No no! By all means, I consider your reply to be speedy, considering other forums on GitHub. I've actually been looking in to it, and that update I posted actually set some alarms off in my head that could explain what's going on. As I mentioned, apparently my script is moving on from the transcode-video command before it's actually done (perhaps there's some kind of default time-out for a bash script?), but the log reveals that moving on doesn't actually kill transcode-video, so perhaps the instances are just piling up, and they're all running in the background. I've been working on it all this afternoon, and once I have results I'll let you know.

lisamelton commented 7 years ago

@nickrupert7 Ah, I see what you mean now. Yeah, instances could be piling up. You've got me curious now so I will await your findings.

nickrupert7 commented 7 years ago

I restarted the computer to start with a fresh slate, and it's still giving an ETA of 6 hours, but it's a possibility that there are some setting differences from how I used to run it, combined with the fact that I'm not encoding subtitles in addition to the fact that it's a blu-ray instead of a DVD. 🤷‍♂️ I'll test it with a plain DVD tomorrow and see if it goes back to the speeds I'm used to, or if it's still suddenly acting slow.

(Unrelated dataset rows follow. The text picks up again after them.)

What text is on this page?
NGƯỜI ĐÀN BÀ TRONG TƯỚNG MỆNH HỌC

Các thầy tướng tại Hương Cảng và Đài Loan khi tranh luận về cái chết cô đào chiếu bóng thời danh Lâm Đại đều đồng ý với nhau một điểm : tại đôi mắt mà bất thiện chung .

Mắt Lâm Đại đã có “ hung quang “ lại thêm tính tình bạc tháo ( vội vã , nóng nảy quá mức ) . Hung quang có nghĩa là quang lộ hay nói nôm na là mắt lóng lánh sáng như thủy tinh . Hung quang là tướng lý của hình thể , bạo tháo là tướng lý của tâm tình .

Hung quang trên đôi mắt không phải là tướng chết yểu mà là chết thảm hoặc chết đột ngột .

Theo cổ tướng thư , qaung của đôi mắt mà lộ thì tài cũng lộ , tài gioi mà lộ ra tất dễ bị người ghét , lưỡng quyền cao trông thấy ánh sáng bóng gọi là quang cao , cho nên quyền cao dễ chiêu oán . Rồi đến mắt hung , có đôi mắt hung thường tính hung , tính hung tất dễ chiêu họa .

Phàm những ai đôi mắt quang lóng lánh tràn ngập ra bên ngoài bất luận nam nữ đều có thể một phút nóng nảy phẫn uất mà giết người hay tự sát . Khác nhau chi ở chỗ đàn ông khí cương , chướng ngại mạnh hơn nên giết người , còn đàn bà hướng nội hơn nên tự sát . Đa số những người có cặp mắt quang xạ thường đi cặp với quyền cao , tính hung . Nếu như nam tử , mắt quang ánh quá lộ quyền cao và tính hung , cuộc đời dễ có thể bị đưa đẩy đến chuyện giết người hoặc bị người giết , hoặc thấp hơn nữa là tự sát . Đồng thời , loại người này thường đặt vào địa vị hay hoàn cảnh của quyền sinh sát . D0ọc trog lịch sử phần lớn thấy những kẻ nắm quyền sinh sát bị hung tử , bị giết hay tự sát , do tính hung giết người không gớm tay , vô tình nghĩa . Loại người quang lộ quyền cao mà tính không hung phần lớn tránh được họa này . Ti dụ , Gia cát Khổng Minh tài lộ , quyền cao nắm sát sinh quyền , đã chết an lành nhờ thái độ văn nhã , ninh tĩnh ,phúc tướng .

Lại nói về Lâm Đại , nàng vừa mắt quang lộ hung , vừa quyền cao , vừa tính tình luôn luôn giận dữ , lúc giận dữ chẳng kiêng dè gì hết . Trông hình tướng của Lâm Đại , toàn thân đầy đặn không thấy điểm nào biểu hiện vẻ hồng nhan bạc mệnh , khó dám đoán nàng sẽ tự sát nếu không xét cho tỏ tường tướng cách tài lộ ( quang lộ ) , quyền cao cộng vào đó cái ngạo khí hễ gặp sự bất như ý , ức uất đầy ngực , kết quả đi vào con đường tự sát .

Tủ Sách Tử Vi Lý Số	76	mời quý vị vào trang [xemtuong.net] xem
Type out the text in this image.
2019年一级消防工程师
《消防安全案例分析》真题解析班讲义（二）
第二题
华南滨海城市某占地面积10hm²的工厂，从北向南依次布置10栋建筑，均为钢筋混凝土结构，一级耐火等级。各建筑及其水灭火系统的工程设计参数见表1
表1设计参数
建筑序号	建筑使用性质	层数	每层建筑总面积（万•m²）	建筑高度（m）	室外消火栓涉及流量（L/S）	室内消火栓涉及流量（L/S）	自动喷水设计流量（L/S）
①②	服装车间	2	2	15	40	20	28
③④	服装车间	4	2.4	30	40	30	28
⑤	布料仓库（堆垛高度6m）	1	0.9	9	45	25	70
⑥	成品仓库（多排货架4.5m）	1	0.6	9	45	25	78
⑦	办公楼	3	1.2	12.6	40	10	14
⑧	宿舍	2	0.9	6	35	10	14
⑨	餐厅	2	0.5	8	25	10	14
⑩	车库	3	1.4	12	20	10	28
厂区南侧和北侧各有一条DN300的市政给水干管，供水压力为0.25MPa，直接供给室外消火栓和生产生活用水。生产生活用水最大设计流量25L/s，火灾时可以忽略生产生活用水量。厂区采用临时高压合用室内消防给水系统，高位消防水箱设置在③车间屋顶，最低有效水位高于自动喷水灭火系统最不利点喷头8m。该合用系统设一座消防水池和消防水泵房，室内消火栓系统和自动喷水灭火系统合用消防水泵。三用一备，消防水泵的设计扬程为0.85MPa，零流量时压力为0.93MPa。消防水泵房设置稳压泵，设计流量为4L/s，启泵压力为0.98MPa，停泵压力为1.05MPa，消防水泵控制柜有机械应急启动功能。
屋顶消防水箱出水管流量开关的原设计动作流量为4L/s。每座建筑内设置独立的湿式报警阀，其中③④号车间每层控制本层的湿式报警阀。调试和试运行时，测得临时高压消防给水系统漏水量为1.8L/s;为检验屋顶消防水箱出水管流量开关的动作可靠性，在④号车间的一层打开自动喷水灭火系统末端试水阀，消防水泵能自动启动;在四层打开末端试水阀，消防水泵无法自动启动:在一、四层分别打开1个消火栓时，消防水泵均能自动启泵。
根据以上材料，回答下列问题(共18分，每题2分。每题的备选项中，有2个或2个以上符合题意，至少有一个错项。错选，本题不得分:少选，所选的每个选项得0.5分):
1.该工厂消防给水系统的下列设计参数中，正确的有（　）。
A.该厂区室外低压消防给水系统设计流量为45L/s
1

lisamelton commented 7 years ago

@nickrupert7 Thanks for the update! I will await the results of your next test.

nickrupert7 commented 7 years ago

I tested with my DVD copy of Return of the Jedi, and it went back to the 1 hour start-to-finish rip+transcode, so it really seem like it's the Blu-Rays that go slow, and there's not much to be done about it. Having said that, I added an exit trap and a startup condition to my script that will make it impossible for multiple instances to run at the same time, because I do believe that the bump to 12 hours was a result of instances piling up. Since I added those conditions, I haven't seen anything dramatic like 12 hours again, which is good. The other thing worth noting is that I compared the HandBrake ETA shown in the log to the ACTUAL runtime, and it's off by like two hours, meaning that the actual runtime was 4 hours, which isn't too bad at all.

All in all: ETAs predict longer than it actually takes, Blu-Rays take a lot longer than DVDs, and instances piling up could be a concern, so to anybody in the future that has this problem, watch out for the process invisibly running in the background.

Thanks for your help and enthusiasm, Don!

lisamelton commented 7 years ago

@nickrupert7 You are very welcome, sir! I'm glad you figured it out. Your modification to your script is a very good idea.

And you're right, transcoding Blu-ray Discs takes much, much longer than transcoding DVDs. Using the --quick option on my iMac, I typically get between 40-70 FPS with Blu-rays and 300-325 FPS with DVDs.